Summit Financial Group, Inc. reported financial results for the third quarter of 2022, including continued strong earnings on growth in loans and total revenue.
The company, which serves commercial and individual clients across West Virginia, the Washington, DC, metropolitan area, Virginia and Kentucky through Summit Community Bank, Inc., reported net income applicable to common shares of $14.2 million, or $1.11 per diluted share, for the third quarter of 2022, as compared to $11.8 million, or $0.92 per diluted share, for the second quarter of 2022 and $12.0 million, or $0.92 per diluted share, for the third quarter of 2021.
“Third quarter results included annualized double-digit loan growth and our fourth consecutive
quarter of record net interest income growth and margin expansion,” said H. Charles Maddy, III,
president and chief executive officer. “Our asset quality metrics remain very solid and continue to demonstrate the quality of the underwriting practices of our bankers while we cultivate the relationships from our robust commercial lending pipelines. I am particularly gratified by the continued increases in our tangible book value per common share, despite a challenging interest rate environment. The strength of our balance sheet, operating results and profitability positions us to continue our growth trajectory through fourth quarter 2022 and into 2023.”
Highlights for the third quarter were as follows:
- Total loans of $2.9 billion, excluding mortgage warehouse lines of credit and Paycheck Protection Program lending, increased 2.7%, or 10.9% annualized, during the quarter and 21.5% since Sept. 30, 2021.
- Net interest income increased 10.2% compared to the linked quarter principally due to higher market rates, and increased 21.7% from the year-ago period, primarily due to loan growth.
- Net interest margin increased 18 basis points to 3.84% from the linked quarter and 37 basis points from the year-ago quarter, as increased yields on interest earning assets were partially offset by increased cost of deposits and other funding.
- Total noninterest expense increased to $19.2 million in the quarter, up 9.2% from
the linked quarter primarily due to deferred director compensation expense of $830,000 in quarter three compared to $726,000 deferred director compensation income in the linked quarter and up 10.8% from the year-ago quarter, as salary and benefits increases and deferred director compensation increases were largely offset by disciplined management of other operating costs.
- Annualized non-interest expense increased to 2.01% of average assets compared to 1.91% of average assets for the linked quarter, and remained unchanged from the year-ago period.
- Achieved an efficiency ratio of 47.95% compared to 47.45% in second quarter this year and 49.52% in the year-ago quarter.
- Incurred $1.50 million provision for credit losses in the quarter increasing period-end allowance for loan credit losses to $36.8 million, or 1.19% of total loans and 399.5% of nonperforming loans.
- Foreclosed property held for sale declined by 2.4% during the quarter and 58.3% from the year-ago quarter to $5.19 million or 0.13% of assets at period end.
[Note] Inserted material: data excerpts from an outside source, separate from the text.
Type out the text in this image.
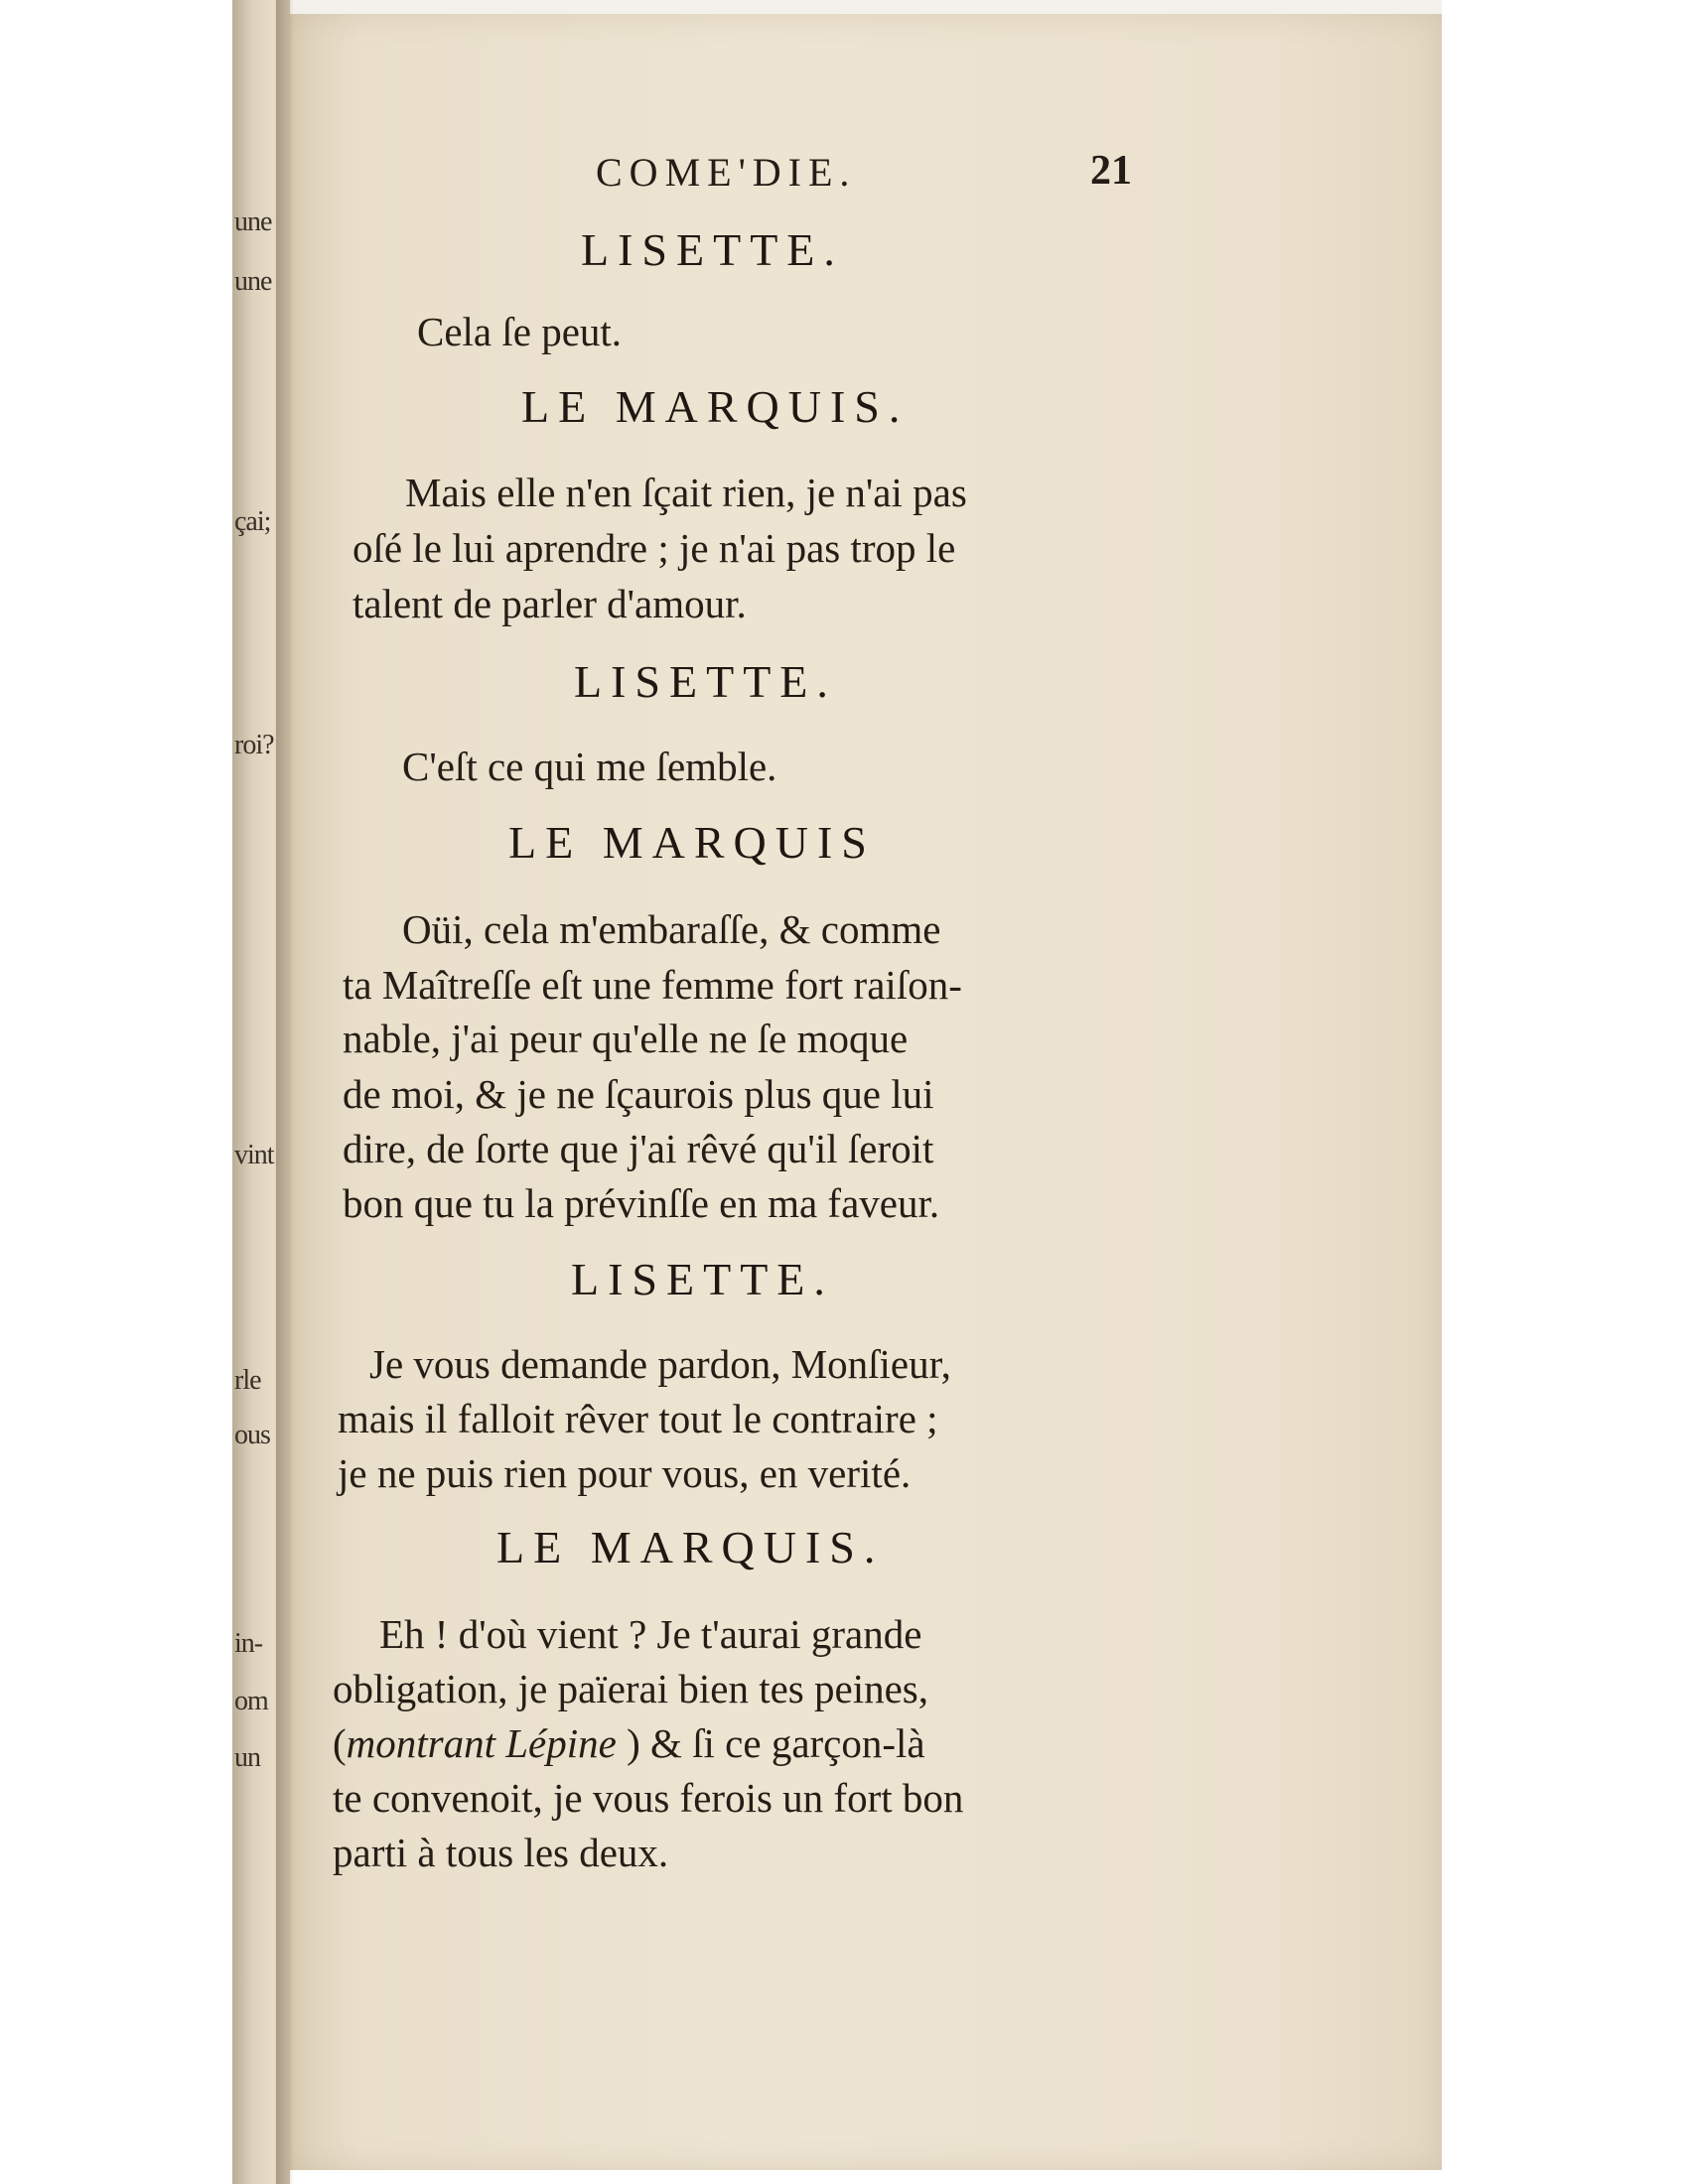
une
une
çai;
roi?
vint
rle
ous
in-
om
un
COME'DIE.	21
LISETTE.
Cela ſe peut.
LE MARQUIS.
Mais elle n'en ſçait rien, je n'ai pas
oſé le lui aprendre ; je n'ai pas trop le
talent de parler d'amour.
LISETTE.
C'eſt ce qui me ſemble.
LE MARQUIS
Oüi, cela m'embaraſſe, & comme
ta Maîtreſſe eſt une femme fort raiſon-
nable, j'ai peur qu'elle ne ſe moque
de moi, & je ne ſçaurois plus que lui
dire, de ſorte que j'ai rêvé qu'il ſeroit
bon que tu la prévinſſe en ma faveur.
LISETTE.
Je vous demande pardon, Monſieur,
mais il falloit rêver tout le contraire ;
je ne puis rien pour vous, en verité.
LE MARQUIS.
Eh ! d'où vient ? Je t'aurai grande
obligation, je païerai bien tes peines,
(montrant Lépine ) & ſi ce garçon-là
te convenoit, je vous ferois un fort bon
parti à tous les deux.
- Nonperforming assets improved to 0.37% of total assets at period end, excluding restructured assets, down six basis points during the quarter and 30 basis points from Sept. 30, 2021.
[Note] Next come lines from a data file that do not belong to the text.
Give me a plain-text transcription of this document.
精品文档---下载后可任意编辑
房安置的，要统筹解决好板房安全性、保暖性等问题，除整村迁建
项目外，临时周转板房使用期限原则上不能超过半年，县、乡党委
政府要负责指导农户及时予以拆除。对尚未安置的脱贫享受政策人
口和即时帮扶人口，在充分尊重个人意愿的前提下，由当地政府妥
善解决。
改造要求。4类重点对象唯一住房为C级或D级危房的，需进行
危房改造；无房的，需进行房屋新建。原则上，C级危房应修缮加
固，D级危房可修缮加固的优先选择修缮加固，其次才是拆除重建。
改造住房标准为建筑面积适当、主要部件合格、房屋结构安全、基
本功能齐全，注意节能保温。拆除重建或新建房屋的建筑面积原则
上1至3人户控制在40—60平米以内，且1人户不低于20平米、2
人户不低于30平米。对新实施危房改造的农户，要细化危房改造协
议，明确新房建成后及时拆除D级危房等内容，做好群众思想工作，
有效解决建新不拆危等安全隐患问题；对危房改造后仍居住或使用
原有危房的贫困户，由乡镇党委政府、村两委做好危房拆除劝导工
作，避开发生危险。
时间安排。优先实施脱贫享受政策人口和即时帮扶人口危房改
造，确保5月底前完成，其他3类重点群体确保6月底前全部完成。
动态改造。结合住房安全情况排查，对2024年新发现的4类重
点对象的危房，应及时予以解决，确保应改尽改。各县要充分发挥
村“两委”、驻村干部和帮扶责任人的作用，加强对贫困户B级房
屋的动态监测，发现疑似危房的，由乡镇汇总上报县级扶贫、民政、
- Tangible book value per common share increased $0.62 to $20.69 during the quarter, despite unrealized net losses on debt securities available for sale of $0.95 per common share (net of deferred income taxes) recorded in Other Comprehensive Income, partially offset by increases in the fair values of derivative financial instruments hedging against higher interest rates totaling $0.62 per common share (net of deferred income taxes) also recorded in OCI. Year-to-date for 2022, Summit’s TBVPCS has increased 5.89%, while for the vast majority of our peers TBVPCS has declined, and in some cases significantly so, during the same period.